Il ne s'était pas une nouvelle fois surendetté et n'était pas venu ici pour se mettre à dos un cousin du monarque. Simplement, il lui avait semblé que... Mais presque tous les officiers – La Châtre, Martel, Charuel, Lestancourt, etc. – avaient ricané, serviles, autour de Beaufort. Seul le chevalier de Saint-Germain avait observé le marquis d'un air attentif. Le gros Vivonne s'était bidonné aussi (semblant oublier que lui-même avait acheté une charge de marine sans jamais avoir auparavant mis ses talons rouges dans une barque de rivière). Le cousin du roi, très sûr de lui, s'était gaussé en étirant ses moustaches parfumées :

— La plus grande puissance mondiale devrait-elle craindre une bande d'éleveurs de chèvres en burnou ? Allons donc, je n'aurai besoin que des blanchisseuses de l'armée pour garder les fortifications de Gigeri et les redoutes du djebel El-Korn. Servez-vous au cimetière.

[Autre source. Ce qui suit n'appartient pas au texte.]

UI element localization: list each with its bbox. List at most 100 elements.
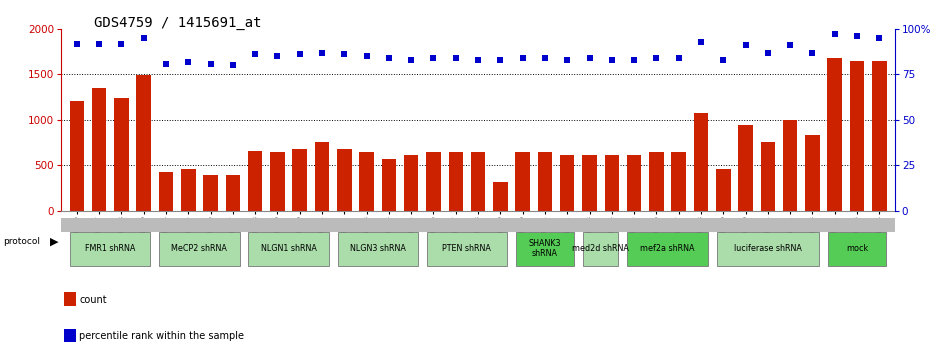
Point: [359, 53, 374, 59]
Bar: [315, 142, 330, 211]
Bar: [783, 120, 797, 211]
Text: SHANK3
shRNA: SHANK3 shRNA: [528, 239, 561, 258]
Point: [604, 57, 619, 63]
Bar: [560, 155, 575, 211]
Point: [91, 41, 106, 46]
Bar: [159, 232, 239, 266]
Point: [426, 55, 441, 61]
Bar: [760, 142, 775, 211]
Point: [671, 55, 686, 61]
Bar: [693, 113, 708, 211]
Point: [248, 52, 263, 57]
Point: [871, 35, 886, 41]
Point: [716, 57, 731, 63]
Bar: [70, 101, 84, 211]
Bar: [805, 135, 820, 211]
Point: [203, 61, 219, 66]
Bar: [114, 98, 129, 211]
Bar: [672, 152, 686, 211]
Bar: [248, 151, 263, 211]
Bar: [404, 155, 418, 211]
Bar: [249, 232, 329, 266]
Bar: [181, 169, 196, 211]
Bar: [828, 232, 886, 266]
Bar: [359, 152, 374, 211]
Bar: [159, 171, 173, 211]
Text: protocol: protocol: [3, 237, 40, 246]
Point: [382, 55, 397, 61]
Text: count: count: [79, 295, 106, 305]
Point: [760, 50, 775, 56]
Bar: [717, 232, 820, 266]
Point: [225, 62, 240, 68]
Bar: [626, 155, 642, 211]
Point: [70, 41, 85, 46]
Bar: [448, 152, 463, 211]
Text: FMR1 shRNA: FMR1 shRNA: [85, 244, 136, 253]
Bar: [426, 152, 441, 211]
Point: [560, 57, 575, 63]
Bar: [583, 232, 619, 266]
Text: mock: mock: [846, 244, 869, 253]
Point: [515, 55, 530, 61]
Point: [626, 57, 642, 63]
Bar: [827, 58, 842, 211]
Bar: [382, 159, 397, 211]
Bar: [226, 175, 240, 211]
Point: [537, 55, 552, 61]
Bar: [605, 155, 619, 211]
Bar: [739, 125, 753, 211]
Text: ▶: ▶: [50, 236, 59, 246]
Bar: [70, 232, 151, 266]
Point: [181, 59, 196, 65]
Point: [738, 42, 753, 48]
Point: [337, 52, 352, 57]
Bar: [137, 75, 151, 211]
Text: luciferase shRNA: luciferase shRNA: [734, 244, 802, 253]
Point: [649, 55, 664, 61]
Bar: [582, 155, 597, 211]
Point: [804, 50, 820, 56]
Point: [850, 33, 865, 39]
Text: percentile rank within the sample: percentile rank within the sample: [79, 331, 244, 341]
Text: NLGN1 shRNA: NLGN1 shRNA: [261, 244, 317, 253]
Point: [470, 57, 485, 63]
Bar: [516, 232, 574, 266]
Bar: [538, 152, 552, 211]
Bar: [627, 232, 707, 266]
Point: [693, 39, 708, 45]
Bar: [649, 152, 663, 211]
Point: [270, 53, 285, 59]
Text: GDS4759 / 1415691_at: GDS4759 / 1415691_at: [94, 16, 262, 30]
Bar: [716, 169, 730, 211]
Bar: [92, 88, 106, 211]
Point: [827, 32, 842, 37]
Bar: [427, 232, 507, 266]
Text: mef2a shRNA: mef2a shRNA: [641, 244, 695, 253]
Bar: [850, 61, 864, 211]
Point: [783, 42, 798, 48]
Bar: [337, 149, 351, 211]
Text: med2d shRNA: med2d shRNA: [572, 244, 629, 253]
Point: [315, 50, 330, 56]
Bar: [203, 175, 218, 211]
Point: [292, 52, 307, 57]
Text: NLGN3 shRNA: NLGN3 shRNA: [349, 244, 406, 253]
Bar: [293, 149, 307, 211]
Bar: [515, 152, 530, 211]
Point: [493, 57, 508, 63]
Point: [404, 57, 419, 63]
Point: [114, 41, 129, 46]
Bar: [337, 232, 418, 266]
Bar: [270, 152, 284, 211]
Point: [158, 61, 173, 66]
Bar: [61, 218, 895, 232]
Text: PTEN shRNA: PTEN shRNA: [443, 244, 492, 253]
Point: [582, 55, 597, 61]
Text: MeCP2 shRNA: MeCP2 shRNA: [171, 244, 227, 253]
Bar: [872, 61, 886, 211]
Point: [448, 55, 463, 61]
Point: [137, 35, 152, 41]
Bar: [493, 182, 508, 211]
Bar: [471, 152, 485, 211]
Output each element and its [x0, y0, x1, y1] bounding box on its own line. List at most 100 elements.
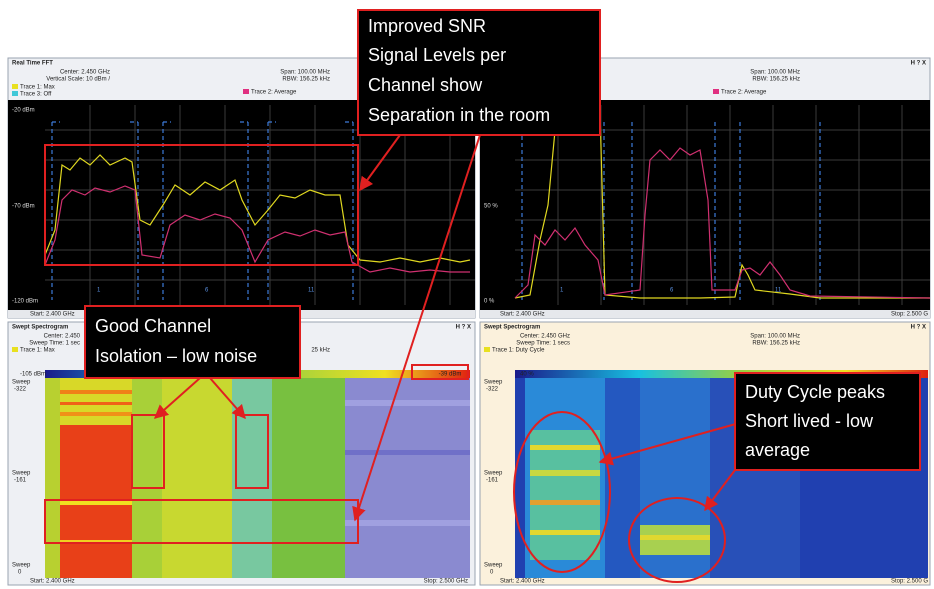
- callout-text: Channel show: [368, 75, 483, 95]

Les soldats étaient alors allés desceller les pierres des mausolées pour terminer l'édification de la muraille. La nuit suivante, dans le désert, une voix avait psalmodié en arabe :

— Les morts privés de leurs tombeaux ont obtenu du Ciel la permission de se venger. Le Prophète leur est apparu et a promis de faire fondre les boulets des Français comme de la cire !

Montespan avait observé avec inquiétude les feux que les Kabyles avaient allumés sur les collines Pour appeler la canonnerie turque et les douars éloignés à l'attaque contre le camp chrétien. Et puis voilà.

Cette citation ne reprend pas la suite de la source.